Я для тебя вино хранила...
***
Эпилог
О чём шумят пески?
Те помнят — были скалами,
их волны жизни раздробили в камни,
их измельчили и просеяли,
и стали берега песчаными.
Но заискрилась
гранями
в них неочищенная память...
Завершено! Седое небо плачет
Холодными слезами снегопада,
А вывод жизни ничего не значит,
И в этом мире ничего не надо.
Завершено! Опять черёд рассвета,
Но больше не над кем вершить сиянье,
Здесь нет надежд, и веры больше нету,
Закрыта дверь больного подсознанья.
Занесена планета слоем снега,
И время новый ждёт виток разбега...*
*Мораи — это троица ведьм, которые ткут полотно судьбы, и судьба
каждого человека привязана к их полотну, даже судьбы бессмертных. Эти
ведьмы считаются способными перерезать нить судьбы любого человека;
*Киво́т или кио́т (с греч.) — здесь: ковчег;
*Леся Александрова. Отрывок стиха «Из цикла Готические Сны «20 фресок на Средневековье»;
*Стегать — здесь: прошивать насквозь;
*Алеф — первая буква еврейского, арабского, эфиопского,
финикийского алфавитов, она является одной из трёх материнских букв —
три матери: алеф, мем, шин, где мем — основная буква слова маим (вода),
стихии немых рыб; шин — основная буква слова эш (огонь), стихии шипящей;
алеф — обозначает аэр (воздух), стихию среднюю.
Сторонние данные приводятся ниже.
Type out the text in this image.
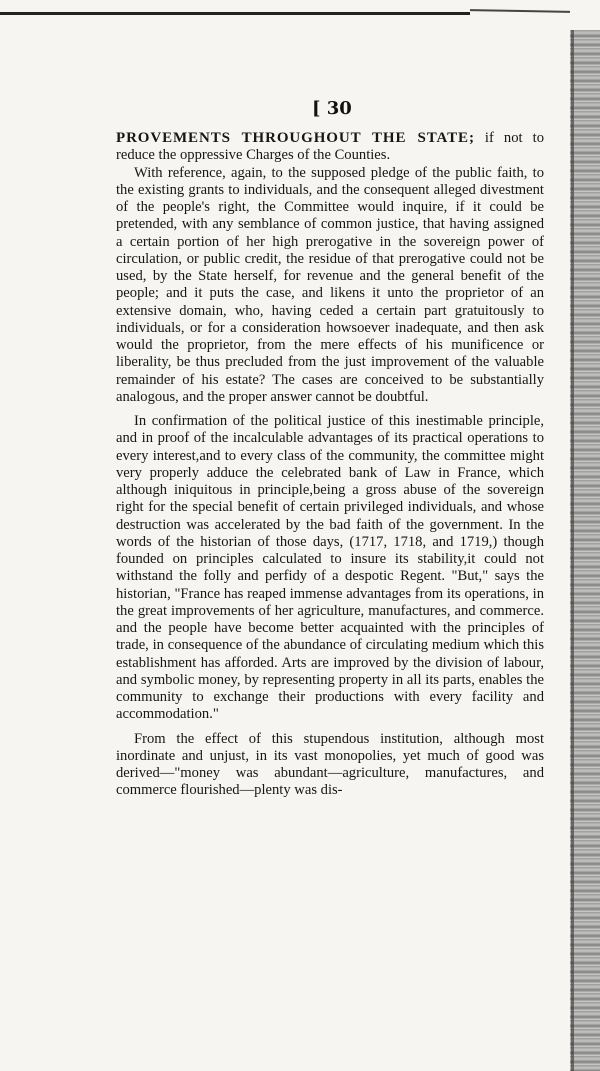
[ 30

PROVEMENTS THROUGHOUT THE STATE; if not to reduce the oppressive Charges of the Counties.

With reference, again, to the supposed pledge of the public faith, to the existing grants to individuals, and the consequent alleged divestment of the people's right, the Committee would inquire, if it could be pretended, with any semblance of common justice, that having assigned a certain portion of her high prerogative in the sovereign power of circulation, or public credit, the residue of that prerogative could not be used, by the State herself, for revenue and the general benefit of the people; and it puts the case, and likens it unto the proprietor of an extensive domain, who, having ceded a certain part gratuitously to individuals, or for a consideration howsoever inadequate, and then ask would the proprietor, from the mere effects of his munificence or liberality, be thus precluded from the just improvement of the valuable remainder of his estate? The cases are conceived to be substantially analogous, and the proper answer cannot be doubtful.

In confirmation of the political justice of this inestimable principle, and in proof of the incalculable advantages of its practical operations to every interest,and to every class of the community, the committee might very properly adduce the celebrated bank of Law in France, which although iniquitous in principle,being a gross abuse of the sovereign right for the special benefit of certain privileged individuals, and whose destruction was accelerated by the bad faith of the government. In the words of the historian of those days, (1717, 1718, and 1719,) though founded on principles calculated to insure its stability,it could not withstand the folly and perfidy of a despotic Regent. "But," says the historian, "France has reaped immense advantages from its operations, in the great improvements of her agriculture, manufactures, and commerce. and the people have become better acquainted with the principles of trade, in consequence of the abundance of circulating medium which this establishment has afforded. Arts are improved by the division of labour, and symbolic money, by representing property in all its parts, enables the community to exchange their productions with every facility and accommodation."

From the effect of this stupendous institution, although most inordinate and unjust, in its vast monopolies, yet much of good was derived—"money was abundant—agriculture, manufactures, and commerce flourished—plenty was dis-
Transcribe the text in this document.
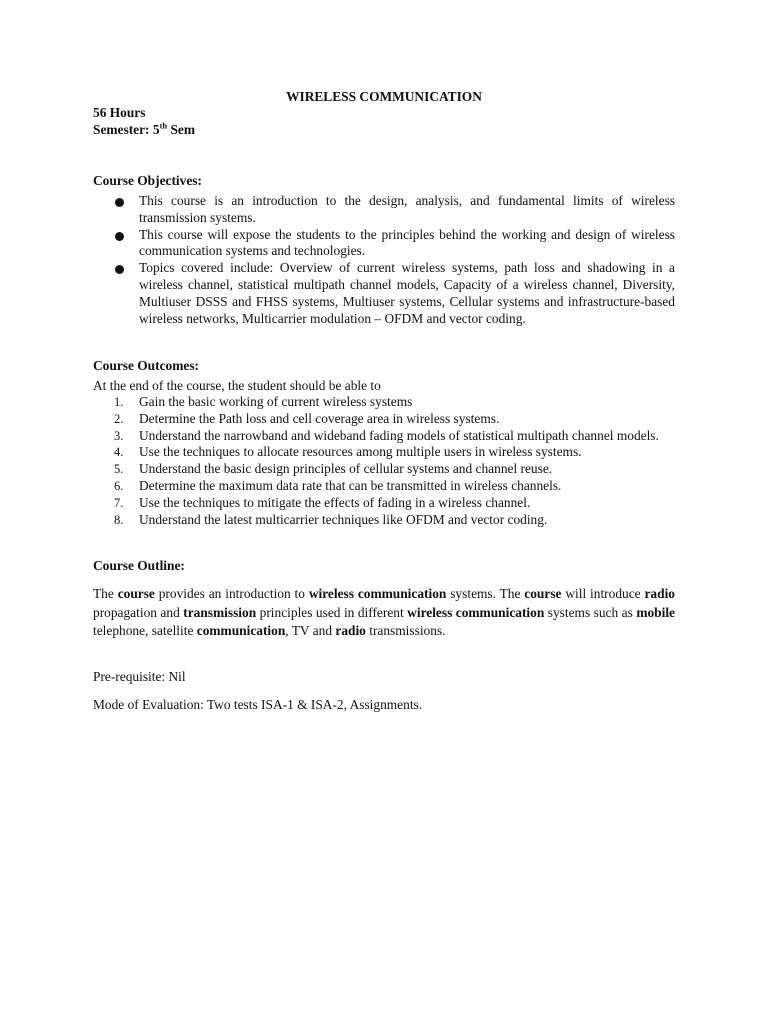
WIRELESS COMMUNICATION
56 Hours
Semester: 5th Sem
Course Objectives:
This course is an introduction to the design, analysis, and fundamental limits of wireless transmission systems.
This course will expose the students to the principles behind the working and design of wireless communication systems and technologies.
Topics covered include: Overview of current wireless systems, path loss and shadowing in a wireless channel, statistical multipath channel models, Capacity of a wireless channel, Diversity, Multiuser DSSS and FHSS systems, Multiuser systems, Cellular systems and infrastructure-based wireless networks, Multicarrier modulation – OFDM and vector coding.
Course Outcomes:
At the end of the course, the student should be able to
1. Gain the basic working of current wireless systems
2. Determine the Path loss and cell coverage area in wireless systems.
3. Understand the narrowband and wideband fading models of statistical multipath channel models.
4. Use the techniques to allocate resources among multiple users in wireless systems.
5. Understand the basic design principles of cellular systems and channel reuse.
6. Determine the maximum data rate that can be transmitted in wireless channels.
7. Use the techniques to mitigate the effects of fading in a wireless channel.
8. Understand the latest multicarrier techniques like OFDM and vector coding.
Course Outline:
The course provides an introduction to wireless communication systems. The course will introduce radio propagation and transmission principles used in different wireless communication systems such as mobile telephone, satellite communication, TV and radio transmissions.
Pre-requisite: Nil
Mode of Evaluation: Two tests ISA-1 & ISA-2, Assignments.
Однако, это не просто
стихия, но и первое дуновение, логос, знаменующий отход и отпадение от
идеальной и бессмертной божественной незыблемости к активному
творчеству, что влечёт за собой неизбежные ошибки и конечность
существования... Алеф выражает идею единства и начала;
*Нетопыри́ — род летучих мышей;
*Камело́т — легендарный рыцарский замок короля Артура, в котором
находился его Круглый стол, собирались рыцари и где он провёл большую
часть своей жизни. Впоследствии рыцарский замок короля Артура
превратился в мишень для тайных насмешек. Дело в том, что несчастный муж
изменницы Джиневры, зная о её похождениях, не позволял себе опозорить
даму (тем более, собственную жену), разоблачив её слабость, столь
свойственную молодым женщинам;
*Леся Александрова. Ещё один отрывок стиха «Из цикла Готические Сны «20 фресок на Средневековье».